伯爵は重点的に教会の整備に力を注いでいた。日毎に教会は美しくなっており、その熱心さに半信半疑だった領民たちも、ミサに参加しようという気持ちが高まっているようだった。
「ショウ殿、来ていたのか」
教会の様子を見に来ていたショウに、視察に来ていた伯爵が声をかけた。あらかたの整備を終え、長年の封印を解いた礼拝堂の姿は実に清らかだった。
「この中では時間が止まっていたようですね」
ステンドグラスを通して虹色の光がマリア像を包む込む。
喧噪からほど遠い静謐な空間にショウはうっとりした。聖なる雰囲気の中で目を閉じていると天界の空気を思い出す。
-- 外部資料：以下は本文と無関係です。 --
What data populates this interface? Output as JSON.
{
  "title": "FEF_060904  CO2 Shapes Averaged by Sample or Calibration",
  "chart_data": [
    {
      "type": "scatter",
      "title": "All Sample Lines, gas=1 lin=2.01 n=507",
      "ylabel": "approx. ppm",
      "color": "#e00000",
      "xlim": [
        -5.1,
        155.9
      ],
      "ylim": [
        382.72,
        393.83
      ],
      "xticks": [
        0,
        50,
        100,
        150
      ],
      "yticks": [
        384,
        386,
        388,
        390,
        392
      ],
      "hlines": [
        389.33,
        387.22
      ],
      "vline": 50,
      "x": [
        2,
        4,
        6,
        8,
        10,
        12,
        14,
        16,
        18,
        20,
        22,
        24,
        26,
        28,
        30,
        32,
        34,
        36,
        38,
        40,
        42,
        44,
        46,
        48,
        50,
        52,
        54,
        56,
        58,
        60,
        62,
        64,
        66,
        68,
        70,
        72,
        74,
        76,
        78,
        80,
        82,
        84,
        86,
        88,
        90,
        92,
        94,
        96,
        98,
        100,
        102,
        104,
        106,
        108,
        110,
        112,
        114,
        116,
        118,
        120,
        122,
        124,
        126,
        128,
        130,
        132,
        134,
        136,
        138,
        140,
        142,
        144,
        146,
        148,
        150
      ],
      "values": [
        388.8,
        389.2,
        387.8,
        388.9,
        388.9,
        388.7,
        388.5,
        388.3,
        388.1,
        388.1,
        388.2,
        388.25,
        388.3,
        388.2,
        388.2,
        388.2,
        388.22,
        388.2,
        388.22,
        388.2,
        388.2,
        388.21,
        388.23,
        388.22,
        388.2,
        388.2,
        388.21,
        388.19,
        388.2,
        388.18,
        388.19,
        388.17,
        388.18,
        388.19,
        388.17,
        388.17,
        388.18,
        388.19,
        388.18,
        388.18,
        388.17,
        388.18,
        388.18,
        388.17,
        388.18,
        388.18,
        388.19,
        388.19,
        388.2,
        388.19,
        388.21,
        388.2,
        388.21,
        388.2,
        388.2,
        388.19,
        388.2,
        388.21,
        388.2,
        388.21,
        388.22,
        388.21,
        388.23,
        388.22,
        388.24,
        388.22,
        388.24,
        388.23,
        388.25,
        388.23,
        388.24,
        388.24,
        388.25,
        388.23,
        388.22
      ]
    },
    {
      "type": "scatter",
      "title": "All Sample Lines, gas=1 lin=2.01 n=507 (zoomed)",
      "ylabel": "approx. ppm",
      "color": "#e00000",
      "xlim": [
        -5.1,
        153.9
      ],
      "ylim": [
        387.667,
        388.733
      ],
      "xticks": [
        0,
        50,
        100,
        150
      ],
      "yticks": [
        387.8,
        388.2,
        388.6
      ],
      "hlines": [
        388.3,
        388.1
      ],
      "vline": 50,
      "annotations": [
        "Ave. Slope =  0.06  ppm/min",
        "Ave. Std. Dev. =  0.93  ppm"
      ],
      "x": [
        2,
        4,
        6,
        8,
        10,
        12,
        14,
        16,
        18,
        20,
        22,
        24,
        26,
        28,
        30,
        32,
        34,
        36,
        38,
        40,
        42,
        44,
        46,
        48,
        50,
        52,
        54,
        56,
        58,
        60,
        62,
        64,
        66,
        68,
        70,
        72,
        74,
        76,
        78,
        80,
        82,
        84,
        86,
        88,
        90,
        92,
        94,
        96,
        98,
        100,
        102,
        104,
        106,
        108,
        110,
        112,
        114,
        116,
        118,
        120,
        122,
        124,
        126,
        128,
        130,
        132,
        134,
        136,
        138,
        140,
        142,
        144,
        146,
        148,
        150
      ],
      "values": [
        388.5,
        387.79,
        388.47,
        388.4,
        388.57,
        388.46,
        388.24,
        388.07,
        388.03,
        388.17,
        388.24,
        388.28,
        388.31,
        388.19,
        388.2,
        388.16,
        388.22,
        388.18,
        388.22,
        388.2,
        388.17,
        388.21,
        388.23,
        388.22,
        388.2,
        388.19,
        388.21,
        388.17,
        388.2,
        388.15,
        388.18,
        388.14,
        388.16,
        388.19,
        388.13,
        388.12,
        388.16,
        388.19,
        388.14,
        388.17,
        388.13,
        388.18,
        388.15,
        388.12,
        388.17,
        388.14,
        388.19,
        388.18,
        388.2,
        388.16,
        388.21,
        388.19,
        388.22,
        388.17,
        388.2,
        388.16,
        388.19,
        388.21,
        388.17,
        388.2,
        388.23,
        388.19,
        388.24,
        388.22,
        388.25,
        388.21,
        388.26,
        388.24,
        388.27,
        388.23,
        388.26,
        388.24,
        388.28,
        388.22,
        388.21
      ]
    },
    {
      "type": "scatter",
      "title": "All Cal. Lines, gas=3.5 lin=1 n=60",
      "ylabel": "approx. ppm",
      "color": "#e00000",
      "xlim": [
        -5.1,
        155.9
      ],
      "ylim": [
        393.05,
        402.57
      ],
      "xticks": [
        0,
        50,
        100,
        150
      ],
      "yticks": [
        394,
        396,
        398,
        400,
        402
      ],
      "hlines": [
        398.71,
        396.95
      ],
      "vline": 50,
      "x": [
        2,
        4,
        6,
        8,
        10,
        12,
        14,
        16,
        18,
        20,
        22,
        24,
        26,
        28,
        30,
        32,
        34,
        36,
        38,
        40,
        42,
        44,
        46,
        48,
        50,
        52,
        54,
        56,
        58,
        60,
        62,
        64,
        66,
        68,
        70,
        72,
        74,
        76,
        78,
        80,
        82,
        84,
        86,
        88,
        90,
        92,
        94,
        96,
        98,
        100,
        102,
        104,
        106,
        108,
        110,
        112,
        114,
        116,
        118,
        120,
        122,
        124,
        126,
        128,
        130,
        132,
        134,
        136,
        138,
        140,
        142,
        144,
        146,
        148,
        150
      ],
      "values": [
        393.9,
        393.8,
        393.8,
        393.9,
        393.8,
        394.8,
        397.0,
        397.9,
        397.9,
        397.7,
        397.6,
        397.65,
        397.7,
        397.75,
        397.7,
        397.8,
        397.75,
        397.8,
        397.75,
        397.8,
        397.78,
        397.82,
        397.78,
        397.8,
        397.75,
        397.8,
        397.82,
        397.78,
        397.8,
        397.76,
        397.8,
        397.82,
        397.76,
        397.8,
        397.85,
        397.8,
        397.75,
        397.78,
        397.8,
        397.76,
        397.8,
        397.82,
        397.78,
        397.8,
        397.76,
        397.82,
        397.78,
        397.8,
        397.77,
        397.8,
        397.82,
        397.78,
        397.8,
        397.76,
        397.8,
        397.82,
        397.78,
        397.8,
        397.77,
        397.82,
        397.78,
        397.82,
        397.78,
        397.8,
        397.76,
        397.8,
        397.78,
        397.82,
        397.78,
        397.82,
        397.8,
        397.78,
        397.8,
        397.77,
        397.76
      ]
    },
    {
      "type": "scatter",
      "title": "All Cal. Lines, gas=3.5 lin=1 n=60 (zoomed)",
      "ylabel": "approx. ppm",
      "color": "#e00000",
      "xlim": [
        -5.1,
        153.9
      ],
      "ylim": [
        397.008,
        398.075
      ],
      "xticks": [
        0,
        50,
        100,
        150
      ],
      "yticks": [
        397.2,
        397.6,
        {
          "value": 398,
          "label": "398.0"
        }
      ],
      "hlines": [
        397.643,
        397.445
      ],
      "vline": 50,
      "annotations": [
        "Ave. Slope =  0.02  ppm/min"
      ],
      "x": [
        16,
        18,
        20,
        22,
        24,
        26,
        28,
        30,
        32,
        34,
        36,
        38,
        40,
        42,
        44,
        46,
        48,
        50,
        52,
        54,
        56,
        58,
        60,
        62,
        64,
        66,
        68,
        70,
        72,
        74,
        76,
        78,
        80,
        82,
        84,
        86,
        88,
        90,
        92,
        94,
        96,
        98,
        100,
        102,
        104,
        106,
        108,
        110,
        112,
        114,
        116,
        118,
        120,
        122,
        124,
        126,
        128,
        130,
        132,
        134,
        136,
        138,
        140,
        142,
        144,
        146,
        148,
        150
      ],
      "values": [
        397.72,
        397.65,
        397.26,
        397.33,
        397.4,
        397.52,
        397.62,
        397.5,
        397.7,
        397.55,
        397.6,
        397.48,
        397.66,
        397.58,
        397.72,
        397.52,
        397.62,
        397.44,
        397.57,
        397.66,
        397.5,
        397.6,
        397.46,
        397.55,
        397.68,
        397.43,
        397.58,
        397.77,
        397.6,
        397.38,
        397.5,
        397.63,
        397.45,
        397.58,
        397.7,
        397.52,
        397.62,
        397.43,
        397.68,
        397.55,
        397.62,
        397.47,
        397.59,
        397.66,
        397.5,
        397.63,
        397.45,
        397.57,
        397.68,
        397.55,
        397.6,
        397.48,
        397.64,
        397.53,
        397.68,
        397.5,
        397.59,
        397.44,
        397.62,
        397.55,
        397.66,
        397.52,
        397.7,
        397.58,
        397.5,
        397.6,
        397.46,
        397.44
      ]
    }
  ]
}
伯爵は丁寧に教会の中を点検していた。木の長椅子がゆるやかな階段状に設置されていて、かなりの大人数を収容できるようになっている。その気の遠くなるような座席を一つ一つチェックしている伯爵の姿は、敬度な信徒そのものだった。
「今回は、ありがとうございました」
ショウはもう一度、伯爵に声をかけた。伯爵はようやく顔を上げた。
「礼を言われるような事はしてないつもりだが」
「いえ、私の希望を受け入れて下さいました」
「教会の開放か」
伯爵はつまらなそうに、肩をすくめた。
「あんなにしつこく迫られたんじゃ煩くてかなわん。さすがの私も根負けしたってわけだ」
「伯爵の無神論のほうが手強いですよ」
「無神論なんて穏やかなものだ。祈りのほうが狂気に近い。この教会を封鎖してから十年以上になるが、私はここにこうしていても特に懐かしさは感じない。だが工事にあたっていた職人には泣き出す者までいた。あんなに長い間、祈りから引き離しておいたのに随分と根強い」
その表情に嫌悪の色が見えて、ショウはドキリとした。
「伯爵には感傷はないんですか」
「思い出を量ではかるなら、この教会でもっとも多く祈りを捧げたのは、私だろうが⋯⋯」
「え」
ショウは思わず、驚きの声を漏らした。伯爵は静かに笑った。
「この教会は父が建てたものだし、母は筋金入りの信者だ。私はここで洗礼している。口も聞けない頃から牢につながれるまで、毎日ここで祈らされていたよ」
伯爵は壇上まで歩いてくると、そこにおいてある分厚い聖書を手にとり、ショウに投げてよこした。